Despite the external pressures, Madbouly said recent economic reforms had improved resilience, pointing to inflation easing to 11.9 percent in January 2026 from a peak of 28 percent, economic growth of 5.3 percent in the first half of the fiscal year, and foreign direct investment (FDI) inflows rising to $9.3 billion.

He said remittances climbed 29.6 percent to $22.1 billion, tourism revenues rose 17.3 percent to $10.2 billion, and the current account deficit narrowed by 13.6 percent to $9.5 billion in the same period, reflecting improving fundamentals before the crisis.

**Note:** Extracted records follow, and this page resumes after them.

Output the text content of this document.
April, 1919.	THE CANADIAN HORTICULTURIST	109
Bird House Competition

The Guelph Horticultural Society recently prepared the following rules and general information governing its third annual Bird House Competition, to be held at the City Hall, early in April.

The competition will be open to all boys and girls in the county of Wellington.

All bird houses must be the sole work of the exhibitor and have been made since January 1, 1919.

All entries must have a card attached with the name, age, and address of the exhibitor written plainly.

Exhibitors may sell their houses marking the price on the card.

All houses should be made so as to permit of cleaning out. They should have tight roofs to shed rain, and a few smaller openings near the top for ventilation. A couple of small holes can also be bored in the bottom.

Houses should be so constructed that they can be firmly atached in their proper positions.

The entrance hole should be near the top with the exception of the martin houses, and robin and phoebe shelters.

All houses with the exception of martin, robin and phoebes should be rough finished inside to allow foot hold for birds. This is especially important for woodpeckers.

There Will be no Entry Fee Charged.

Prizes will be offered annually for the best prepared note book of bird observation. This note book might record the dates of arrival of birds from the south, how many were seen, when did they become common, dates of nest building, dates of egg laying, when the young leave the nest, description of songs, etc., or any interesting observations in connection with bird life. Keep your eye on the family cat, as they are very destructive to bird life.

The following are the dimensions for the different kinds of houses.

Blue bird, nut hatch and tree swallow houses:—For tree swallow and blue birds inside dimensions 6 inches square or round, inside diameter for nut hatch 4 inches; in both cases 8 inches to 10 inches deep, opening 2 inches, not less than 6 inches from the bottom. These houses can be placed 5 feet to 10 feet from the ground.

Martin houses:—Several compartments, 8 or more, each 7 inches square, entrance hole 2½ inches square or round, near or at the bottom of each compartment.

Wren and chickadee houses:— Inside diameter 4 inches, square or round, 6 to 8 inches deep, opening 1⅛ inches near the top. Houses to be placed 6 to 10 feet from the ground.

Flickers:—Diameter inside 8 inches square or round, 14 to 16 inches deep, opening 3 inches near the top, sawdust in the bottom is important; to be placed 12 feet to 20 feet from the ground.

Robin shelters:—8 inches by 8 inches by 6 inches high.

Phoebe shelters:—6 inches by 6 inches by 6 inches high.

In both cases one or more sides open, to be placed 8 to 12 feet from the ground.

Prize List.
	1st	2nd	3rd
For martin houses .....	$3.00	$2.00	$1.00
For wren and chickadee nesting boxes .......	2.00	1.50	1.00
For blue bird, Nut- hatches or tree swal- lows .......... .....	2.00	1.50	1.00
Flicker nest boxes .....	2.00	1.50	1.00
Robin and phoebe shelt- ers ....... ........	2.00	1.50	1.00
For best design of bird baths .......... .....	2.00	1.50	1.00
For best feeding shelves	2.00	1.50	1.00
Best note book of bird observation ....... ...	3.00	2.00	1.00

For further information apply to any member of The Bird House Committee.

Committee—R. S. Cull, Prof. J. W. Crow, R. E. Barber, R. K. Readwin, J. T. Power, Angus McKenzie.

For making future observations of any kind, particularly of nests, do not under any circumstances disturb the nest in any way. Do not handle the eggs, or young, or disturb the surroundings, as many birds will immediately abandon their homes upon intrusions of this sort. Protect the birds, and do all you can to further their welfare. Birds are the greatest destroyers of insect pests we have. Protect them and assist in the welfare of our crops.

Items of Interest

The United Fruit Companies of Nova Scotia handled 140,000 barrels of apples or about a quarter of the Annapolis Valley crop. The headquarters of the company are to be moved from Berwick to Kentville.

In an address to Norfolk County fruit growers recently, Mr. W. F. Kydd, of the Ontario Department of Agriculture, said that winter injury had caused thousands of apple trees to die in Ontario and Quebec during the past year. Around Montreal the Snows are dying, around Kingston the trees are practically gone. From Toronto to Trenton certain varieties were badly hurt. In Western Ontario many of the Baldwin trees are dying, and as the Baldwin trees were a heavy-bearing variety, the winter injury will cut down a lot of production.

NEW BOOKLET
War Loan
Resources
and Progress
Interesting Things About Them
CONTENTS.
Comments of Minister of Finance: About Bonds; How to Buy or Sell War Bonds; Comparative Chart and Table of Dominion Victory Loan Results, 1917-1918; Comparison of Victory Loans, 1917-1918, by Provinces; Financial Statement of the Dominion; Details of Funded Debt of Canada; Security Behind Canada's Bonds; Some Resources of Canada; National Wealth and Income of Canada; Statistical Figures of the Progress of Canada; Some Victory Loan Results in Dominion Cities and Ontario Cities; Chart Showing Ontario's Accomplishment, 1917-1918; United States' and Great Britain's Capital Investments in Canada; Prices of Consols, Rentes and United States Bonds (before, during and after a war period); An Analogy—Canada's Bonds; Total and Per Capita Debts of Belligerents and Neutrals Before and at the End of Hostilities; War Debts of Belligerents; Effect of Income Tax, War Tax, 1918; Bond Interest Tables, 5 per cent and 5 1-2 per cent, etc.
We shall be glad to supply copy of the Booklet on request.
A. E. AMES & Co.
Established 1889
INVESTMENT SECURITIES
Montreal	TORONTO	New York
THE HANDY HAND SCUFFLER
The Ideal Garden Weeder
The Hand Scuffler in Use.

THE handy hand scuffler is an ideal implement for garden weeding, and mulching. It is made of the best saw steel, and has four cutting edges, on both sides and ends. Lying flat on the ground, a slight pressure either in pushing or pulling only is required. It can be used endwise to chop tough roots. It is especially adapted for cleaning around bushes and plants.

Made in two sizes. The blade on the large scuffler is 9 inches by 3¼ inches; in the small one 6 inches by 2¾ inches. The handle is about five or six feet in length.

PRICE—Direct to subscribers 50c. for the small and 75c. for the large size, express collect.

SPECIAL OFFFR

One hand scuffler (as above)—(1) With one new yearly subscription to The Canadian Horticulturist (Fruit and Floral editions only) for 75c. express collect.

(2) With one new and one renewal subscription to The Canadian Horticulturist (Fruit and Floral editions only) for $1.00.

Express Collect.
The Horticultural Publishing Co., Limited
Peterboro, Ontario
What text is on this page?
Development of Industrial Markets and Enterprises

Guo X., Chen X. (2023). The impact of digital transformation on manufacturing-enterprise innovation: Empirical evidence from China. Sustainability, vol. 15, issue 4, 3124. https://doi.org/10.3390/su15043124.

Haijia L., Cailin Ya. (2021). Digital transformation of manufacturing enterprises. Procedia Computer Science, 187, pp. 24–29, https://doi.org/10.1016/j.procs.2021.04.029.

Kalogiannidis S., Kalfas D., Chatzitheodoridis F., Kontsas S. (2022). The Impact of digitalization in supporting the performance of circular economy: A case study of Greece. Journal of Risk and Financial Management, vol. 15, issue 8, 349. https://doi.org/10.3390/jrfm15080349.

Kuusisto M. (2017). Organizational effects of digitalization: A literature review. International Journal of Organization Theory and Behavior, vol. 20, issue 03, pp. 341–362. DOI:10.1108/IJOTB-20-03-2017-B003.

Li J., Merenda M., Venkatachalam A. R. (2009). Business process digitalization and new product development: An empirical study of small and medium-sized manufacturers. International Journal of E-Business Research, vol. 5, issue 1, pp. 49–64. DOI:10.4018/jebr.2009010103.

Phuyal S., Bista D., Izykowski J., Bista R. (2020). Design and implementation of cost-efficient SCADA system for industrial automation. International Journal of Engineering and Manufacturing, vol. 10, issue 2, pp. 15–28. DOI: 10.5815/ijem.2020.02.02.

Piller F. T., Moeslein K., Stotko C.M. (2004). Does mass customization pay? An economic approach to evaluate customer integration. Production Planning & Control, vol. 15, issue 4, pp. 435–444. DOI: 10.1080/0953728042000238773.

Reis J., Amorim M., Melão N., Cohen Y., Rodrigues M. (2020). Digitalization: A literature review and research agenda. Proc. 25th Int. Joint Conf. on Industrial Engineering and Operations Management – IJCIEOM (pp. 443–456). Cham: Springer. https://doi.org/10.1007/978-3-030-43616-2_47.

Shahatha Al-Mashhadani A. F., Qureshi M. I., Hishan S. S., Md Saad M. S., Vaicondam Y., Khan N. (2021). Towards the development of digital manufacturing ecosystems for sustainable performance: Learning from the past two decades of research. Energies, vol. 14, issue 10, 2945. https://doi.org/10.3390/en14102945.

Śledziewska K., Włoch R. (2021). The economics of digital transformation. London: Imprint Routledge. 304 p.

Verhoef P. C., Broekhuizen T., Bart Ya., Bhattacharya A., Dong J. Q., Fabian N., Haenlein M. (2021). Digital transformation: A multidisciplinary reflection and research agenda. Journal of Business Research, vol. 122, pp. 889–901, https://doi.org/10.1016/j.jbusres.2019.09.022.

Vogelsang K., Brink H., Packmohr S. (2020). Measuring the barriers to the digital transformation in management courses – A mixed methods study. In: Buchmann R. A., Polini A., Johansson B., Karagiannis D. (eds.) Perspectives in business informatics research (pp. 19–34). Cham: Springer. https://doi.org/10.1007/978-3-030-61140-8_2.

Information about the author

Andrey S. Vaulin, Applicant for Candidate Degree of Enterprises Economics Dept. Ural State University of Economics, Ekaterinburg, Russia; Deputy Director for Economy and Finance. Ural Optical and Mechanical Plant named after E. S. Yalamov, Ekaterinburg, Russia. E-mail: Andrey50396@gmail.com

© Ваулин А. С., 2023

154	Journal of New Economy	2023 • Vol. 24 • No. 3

He said the government would continue implementing its FY2026/27 economic plan, which targets total investments of around EGP 3.8 trillion and aims to increase private-sector participation to 60 percent of total investment, positioning the private sector as the main driver of growth.

Madbouly added that Egypt is accelerating its shift toward renewable energy, with capacity rising from 5,934 megawatts in 2020 to 9,366 megawatts in 2025, and plans to add 2,500 megawatts in 2026 along with 920 megawatts of storage capacity, targeting 45 percent of electricity generation from renewables by 2028.

The government is also working to boost domestic oil and gas production, settle $6.1 billion in arrears owed to foreign partners by mid-2026, and expand exploration activity to reduce reliance on imports, he said.

Madbouly said Egypt’s response combined domestic stabilization measures with diplomatic efforts to support Gulf states and push for a political resolution to the conflict, warning that even if the war subsides, its economic impact is likely to persist through the end of the year.